TheCorporateCounsel.net

September 1, 2004

Another Breeden Report The 500+

The 500+ Breeden Report regarding Hollinger International was filed yesterday on a 8-K – and makes very interesting reading! “Summer drinks” that cost $24, 950! What was in those drinks?

As the NY Times and other major business publications explore at length today, the role of each director is closely dissected in the report (e.g. Mr. Perle admitted that he never understood the underlying transactions before signing off on them).

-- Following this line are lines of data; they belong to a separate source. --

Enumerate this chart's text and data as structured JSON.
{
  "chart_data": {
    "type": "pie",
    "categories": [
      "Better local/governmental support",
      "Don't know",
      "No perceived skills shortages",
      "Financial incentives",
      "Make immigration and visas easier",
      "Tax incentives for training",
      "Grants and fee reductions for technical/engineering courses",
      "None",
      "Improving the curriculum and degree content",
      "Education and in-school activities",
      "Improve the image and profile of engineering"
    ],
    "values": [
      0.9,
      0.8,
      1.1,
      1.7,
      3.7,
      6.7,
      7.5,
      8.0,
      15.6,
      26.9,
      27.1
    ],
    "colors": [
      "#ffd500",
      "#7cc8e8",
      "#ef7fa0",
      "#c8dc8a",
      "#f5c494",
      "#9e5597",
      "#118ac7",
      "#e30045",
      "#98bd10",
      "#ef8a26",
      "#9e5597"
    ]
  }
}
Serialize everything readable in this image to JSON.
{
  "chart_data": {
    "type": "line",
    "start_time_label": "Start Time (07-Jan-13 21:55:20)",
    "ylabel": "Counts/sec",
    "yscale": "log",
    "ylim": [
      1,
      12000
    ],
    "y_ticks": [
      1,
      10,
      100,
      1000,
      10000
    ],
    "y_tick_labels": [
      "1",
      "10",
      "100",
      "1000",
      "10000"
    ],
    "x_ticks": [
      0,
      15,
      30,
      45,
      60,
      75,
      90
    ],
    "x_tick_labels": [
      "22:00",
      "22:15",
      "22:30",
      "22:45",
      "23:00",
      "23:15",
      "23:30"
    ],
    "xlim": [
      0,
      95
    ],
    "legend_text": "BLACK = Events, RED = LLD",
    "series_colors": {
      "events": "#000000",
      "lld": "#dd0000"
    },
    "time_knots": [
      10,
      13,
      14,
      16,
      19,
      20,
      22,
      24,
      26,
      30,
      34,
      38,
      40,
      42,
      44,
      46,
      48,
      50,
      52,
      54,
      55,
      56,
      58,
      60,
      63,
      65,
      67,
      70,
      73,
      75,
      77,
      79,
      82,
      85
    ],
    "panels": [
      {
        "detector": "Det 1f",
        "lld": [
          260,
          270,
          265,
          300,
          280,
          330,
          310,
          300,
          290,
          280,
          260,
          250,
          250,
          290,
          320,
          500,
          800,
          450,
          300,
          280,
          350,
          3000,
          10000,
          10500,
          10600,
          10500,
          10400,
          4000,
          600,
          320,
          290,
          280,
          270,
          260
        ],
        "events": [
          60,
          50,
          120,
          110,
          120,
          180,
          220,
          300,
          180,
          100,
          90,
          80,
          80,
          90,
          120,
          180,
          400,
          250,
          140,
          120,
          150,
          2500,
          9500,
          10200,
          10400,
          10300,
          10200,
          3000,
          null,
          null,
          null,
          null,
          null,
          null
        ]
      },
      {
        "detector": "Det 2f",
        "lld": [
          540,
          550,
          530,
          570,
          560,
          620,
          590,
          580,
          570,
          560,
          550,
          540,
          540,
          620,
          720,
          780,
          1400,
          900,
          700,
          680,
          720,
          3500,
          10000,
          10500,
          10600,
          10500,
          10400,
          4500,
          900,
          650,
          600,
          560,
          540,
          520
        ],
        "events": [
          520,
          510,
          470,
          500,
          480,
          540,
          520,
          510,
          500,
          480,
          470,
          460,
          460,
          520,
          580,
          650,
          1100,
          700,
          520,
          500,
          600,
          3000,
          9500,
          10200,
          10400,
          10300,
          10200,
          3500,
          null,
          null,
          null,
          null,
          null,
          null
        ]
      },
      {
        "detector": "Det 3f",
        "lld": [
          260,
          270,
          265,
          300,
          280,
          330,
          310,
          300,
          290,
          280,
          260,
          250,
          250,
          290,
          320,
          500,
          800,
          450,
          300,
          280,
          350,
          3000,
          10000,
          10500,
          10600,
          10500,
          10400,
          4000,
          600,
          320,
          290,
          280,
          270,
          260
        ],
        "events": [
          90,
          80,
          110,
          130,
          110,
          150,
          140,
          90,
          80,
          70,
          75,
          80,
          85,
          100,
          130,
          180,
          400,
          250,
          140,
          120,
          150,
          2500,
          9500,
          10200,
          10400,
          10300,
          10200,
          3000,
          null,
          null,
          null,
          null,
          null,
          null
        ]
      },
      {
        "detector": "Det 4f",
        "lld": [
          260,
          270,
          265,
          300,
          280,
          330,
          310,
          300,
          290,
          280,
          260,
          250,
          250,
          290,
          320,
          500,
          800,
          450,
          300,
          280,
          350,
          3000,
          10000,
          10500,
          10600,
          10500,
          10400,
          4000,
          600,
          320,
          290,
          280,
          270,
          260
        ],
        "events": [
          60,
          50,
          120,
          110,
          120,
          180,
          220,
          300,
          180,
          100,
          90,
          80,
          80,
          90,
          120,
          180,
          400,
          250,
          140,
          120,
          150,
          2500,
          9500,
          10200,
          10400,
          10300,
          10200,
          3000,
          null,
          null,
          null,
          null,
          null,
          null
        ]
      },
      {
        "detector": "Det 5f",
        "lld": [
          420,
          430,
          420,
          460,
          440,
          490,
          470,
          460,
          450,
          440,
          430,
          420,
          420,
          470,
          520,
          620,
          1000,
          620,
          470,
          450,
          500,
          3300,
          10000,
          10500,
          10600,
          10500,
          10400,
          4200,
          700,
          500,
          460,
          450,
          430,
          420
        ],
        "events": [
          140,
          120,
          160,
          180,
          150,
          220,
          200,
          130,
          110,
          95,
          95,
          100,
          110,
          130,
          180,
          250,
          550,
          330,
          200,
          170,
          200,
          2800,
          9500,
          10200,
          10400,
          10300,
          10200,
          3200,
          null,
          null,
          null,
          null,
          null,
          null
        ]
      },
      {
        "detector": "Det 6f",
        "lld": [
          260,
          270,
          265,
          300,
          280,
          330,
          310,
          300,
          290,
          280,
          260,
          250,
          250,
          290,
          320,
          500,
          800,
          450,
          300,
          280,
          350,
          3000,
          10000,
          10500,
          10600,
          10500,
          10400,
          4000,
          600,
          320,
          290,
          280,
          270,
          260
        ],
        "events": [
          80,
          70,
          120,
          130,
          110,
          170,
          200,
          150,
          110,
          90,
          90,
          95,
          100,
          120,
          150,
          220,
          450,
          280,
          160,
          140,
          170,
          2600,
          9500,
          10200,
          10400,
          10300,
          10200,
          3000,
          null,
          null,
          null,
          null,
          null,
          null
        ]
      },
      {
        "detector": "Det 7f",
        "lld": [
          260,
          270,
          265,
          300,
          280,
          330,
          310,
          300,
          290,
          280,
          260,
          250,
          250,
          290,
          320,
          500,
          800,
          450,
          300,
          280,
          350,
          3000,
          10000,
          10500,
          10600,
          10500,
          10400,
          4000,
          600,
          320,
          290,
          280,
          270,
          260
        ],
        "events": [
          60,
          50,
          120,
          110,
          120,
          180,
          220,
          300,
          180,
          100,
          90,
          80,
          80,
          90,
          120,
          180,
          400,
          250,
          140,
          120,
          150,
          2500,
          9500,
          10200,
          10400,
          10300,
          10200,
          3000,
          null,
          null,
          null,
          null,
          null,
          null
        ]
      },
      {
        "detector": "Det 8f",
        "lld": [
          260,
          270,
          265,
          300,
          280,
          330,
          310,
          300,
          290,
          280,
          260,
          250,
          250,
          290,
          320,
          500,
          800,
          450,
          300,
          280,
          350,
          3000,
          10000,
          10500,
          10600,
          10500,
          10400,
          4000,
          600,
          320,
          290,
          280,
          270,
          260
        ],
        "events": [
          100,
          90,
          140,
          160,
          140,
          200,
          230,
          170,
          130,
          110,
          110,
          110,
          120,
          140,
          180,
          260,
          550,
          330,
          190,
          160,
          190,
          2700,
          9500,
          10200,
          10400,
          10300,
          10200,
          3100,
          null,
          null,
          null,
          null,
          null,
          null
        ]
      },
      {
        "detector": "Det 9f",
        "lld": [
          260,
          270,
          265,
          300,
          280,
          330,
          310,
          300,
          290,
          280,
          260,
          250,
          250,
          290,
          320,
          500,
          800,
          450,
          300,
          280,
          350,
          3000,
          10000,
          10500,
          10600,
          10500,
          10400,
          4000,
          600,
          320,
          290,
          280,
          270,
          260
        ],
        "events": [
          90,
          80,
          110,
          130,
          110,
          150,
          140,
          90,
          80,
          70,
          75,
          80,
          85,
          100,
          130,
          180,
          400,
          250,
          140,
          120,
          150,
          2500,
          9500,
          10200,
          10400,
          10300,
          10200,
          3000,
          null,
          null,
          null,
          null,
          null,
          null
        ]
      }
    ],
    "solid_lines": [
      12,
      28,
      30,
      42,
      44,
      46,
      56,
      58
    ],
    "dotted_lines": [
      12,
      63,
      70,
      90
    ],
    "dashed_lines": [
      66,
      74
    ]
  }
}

If your compensation committee members can’t understand the basic tally sheets that we are posting on CompensationStandards.com – they will want to hear all about them during our October 20th major compensation conference! And avoid being mentioned adversely in a report like this – not to mention the liability…

The Form N-PX’s are In!

Yesterday was the deadline for investment companies and mutual funds to disclose their voting records for the first time. These disclosures are made on Form N-PX. Over 1000 of these forms were filed during this first mutual fund “proxy season,” with Fidelity alone filing more than 130 of them. Here is a sample if you want to see what they entail,

Nasdaq Proposes Shareholder Approval Requirement Exception for Discounted Private Placements

The SEC has published a Nasdaq proposal to provide an exception from the shareholder approval requirements for purchases of the issuer’s securities by officers, directors, employees or consultants when such issuances are not made as part of a public offering and are for less than the greater of book or market value of the stock. Nasdaq is proposing to amend Rule 4350(i)(A) – and the related interpretation in IM-4350-5 – to provide this de minimis shareholder approval exception solely in these limited circumstances:

1. officers, directors, employees, or consultants are sold discounted stock as part of, or in connection with, sales to third parties, at the same price and on the same terms, and that do not involve any public offering;

2. the total number of shares sold to all such officers, directors, employees or consultants, either individually or in the aggregate, be less than five percent of the total shares to be issued in the transaction, and

3. the shares issued or to be issued in the transaction aggregated with all other discounted sales to officers, directors, employees, or consultants during the preceding 12-month period do not exceed one percent of the total shares outstanding at the beginning of the 12-month period.

Further, although not required by the proposed amendments to the text of Rule 4350(i)(1)(A), the changes to IM-4350-5 state that Nasdaq intends that the new exception will only be used in situations where third parties investing in the company require a minimum level of participation by company insiders as a condition to their investment.